„Musiałem pomścić moją rodzinę”, cieszył się Francisco Cerundolo po zwycięstwie nad Navone w Båstad

Francisco Cerundolo znakomicie poradził sobie z debiutem w turnieju ATP w Båstad. Argentyński tenisista pokonał swojego rodaka Mariano Navone (6-3, 6-3) w meczu, który zapowiadał się na trudny.

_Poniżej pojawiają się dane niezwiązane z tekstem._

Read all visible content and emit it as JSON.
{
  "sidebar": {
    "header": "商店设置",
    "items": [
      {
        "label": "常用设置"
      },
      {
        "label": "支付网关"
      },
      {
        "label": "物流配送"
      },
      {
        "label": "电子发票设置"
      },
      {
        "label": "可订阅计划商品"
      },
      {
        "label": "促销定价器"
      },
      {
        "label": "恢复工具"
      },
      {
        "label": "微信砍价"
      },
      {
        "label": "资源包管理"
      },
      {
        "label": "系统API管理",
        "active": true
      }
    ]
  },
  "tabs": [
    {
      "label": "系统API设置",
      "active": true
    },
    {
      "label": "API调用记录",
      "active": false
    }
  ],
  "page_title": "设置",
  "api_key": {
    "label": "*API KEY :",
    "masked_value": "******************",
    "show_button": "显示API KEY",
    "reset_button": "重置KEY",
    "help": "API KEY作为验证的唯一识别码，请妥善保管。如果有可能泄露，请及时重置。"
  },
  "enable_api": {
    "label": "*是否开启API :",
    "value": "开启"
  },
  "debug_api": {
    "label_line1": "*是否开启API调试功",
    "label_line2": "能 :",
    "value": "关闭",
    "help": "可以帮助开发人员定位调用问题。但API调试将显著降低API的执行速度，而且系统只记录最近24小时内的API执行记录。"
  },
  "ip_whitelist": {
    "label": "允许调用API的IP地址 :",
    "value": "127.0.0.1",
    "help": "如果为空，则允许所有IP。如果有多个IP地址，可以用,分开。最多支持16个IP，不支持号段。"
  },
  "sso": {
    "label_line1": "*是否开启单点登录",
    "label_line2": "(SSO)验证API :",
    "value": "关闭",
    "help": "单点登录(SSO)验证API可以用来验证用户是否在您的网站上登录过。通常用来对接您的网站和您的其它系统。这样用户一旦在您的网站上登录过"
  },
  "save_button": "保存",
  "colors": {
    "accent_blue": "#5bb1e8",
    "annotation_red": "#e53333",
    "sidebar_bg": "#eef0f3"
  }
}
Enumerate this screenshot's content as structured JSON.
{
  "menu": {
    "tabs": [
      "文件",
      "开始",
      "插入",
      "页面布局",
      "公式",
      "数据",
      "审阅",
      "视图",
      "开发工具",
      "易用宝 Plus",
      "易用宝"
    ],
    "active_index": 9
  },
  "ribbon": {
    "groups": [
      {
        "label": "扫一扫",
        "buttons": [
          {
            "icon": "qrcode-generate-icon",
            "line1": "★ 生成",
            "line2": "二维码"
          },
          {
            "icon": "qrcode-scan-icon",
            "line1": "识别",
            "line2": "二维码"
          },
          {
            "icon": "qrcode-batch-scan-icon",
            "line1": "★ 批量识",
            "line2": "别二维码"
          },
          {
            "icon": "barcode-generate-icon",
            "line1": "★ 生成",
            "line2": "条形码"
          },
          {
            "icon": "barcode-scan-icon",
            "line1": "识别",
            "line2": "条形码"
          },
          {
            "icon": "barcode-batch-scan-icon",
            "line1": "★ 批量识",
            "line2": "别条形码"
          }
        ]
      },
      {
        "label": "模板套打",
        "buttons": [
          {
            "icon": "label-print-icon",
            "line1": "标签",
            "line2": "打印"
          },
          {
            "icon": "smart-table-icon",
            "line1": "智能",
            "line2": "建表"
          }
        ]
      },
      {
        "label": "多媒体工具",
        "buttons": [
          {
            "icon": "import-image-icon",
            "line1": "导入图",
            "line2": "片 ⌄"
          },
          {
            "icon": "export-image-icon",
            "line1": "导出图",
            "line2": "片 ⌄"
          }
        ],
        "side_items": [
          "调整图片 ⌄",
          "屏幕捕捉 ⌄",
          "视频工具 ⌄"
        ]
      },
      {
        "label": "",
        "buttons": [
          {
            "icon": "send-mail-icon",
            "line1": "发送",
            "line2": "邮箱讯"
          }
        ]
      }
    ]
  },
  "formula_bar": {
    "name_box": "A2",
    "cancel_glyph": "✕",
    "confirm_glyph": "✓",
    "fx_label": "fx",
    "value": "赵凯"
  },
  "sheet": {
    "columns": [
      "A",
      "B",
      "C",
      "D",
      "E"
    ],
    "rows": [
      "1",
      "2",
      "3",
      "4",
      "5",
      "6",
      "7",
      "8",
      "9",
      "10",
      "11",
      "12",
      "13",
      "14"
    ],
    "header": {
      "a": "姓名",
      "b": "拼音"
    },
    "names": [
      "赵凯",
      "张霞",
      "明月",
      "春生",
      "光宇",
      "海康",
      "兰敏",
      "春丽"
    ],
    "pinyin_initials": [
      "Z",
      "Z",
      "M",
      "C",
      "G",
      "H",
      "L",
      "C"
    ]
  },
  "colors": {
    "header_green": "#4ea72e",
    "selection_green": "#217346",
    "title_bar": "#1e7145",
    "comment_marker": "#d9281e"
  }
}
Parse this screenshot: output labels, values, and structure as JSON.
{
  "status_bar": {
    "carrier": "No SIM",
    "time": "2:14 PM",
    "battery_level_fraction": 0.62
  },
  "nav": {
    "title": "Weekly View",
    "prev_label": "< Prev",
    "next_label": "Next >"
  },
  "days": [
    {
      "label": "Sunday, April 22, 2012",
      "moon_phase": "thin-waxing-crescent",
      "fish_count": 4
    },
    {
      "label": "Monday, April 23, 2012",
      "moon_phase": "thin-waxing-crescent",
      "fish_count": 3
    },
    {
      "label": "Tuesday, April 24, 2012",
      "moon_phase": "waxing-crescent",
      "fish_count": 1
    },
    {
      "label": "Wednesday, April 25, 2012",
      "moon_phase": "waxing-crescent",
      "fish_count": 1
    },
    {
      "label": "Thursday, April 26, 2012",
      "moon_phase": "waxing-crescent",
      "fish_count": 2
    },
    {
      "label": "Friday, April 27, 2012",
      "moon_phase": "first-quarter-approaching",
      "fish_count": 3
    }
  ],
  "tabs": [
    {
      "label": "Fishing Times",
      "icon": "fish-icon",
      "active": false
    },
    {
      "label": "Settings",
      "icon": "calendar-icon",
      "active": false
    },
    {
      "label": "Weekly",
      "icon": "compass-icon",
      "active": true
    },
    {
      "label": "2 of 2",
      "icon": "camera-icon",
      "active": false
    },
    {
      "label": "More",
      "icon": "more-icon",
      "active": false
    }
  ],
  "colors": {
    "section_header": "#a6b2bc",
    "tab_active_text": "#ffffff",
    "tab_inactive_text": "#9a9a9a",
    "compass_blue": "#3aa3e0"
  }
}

Zwycięzca w Szwecji sprzed trzech lat, Cerundolo miał misję do wykonania podczas tego spotkania – pomścić swojego młodszego brata, Juana Manuela, którego Navone pokonał w finale challengera w Brunswicku w zeszłym tygodniu (6-3, 7-5).
Dodatkowa motywacja dla 20. tenisisty świata przed tym meczem, jak sam wyjaśnił po zakończeniu pojedynku.
„Oczywiście, zawsze jest trudno grać przeciwko argentyńskiemu rodakowi. Mariano (Navone) jest moim bardzo dobrym przyjacielem, jesteśmy bardzo blisko. Regularnie trenujemy razem w Buenos Aires. Zawsze jest skomplikowane grać przeciwko przyjacielowi, komuś, kogo zna się tak dobrze.
Bardzo się cieszę, że udało mi się wygrać. Musiałem pomścić moją rodzinę, ponieważ Mariano pokonał mojego brata w zeszłym tygodniu, nie mógł przecież pokonać nas obu pod rząd!”, zapewnił Cerundolo, który w ćwierćfinale zmierzy się z Damirem Dzumhurem, dla mediów ATP.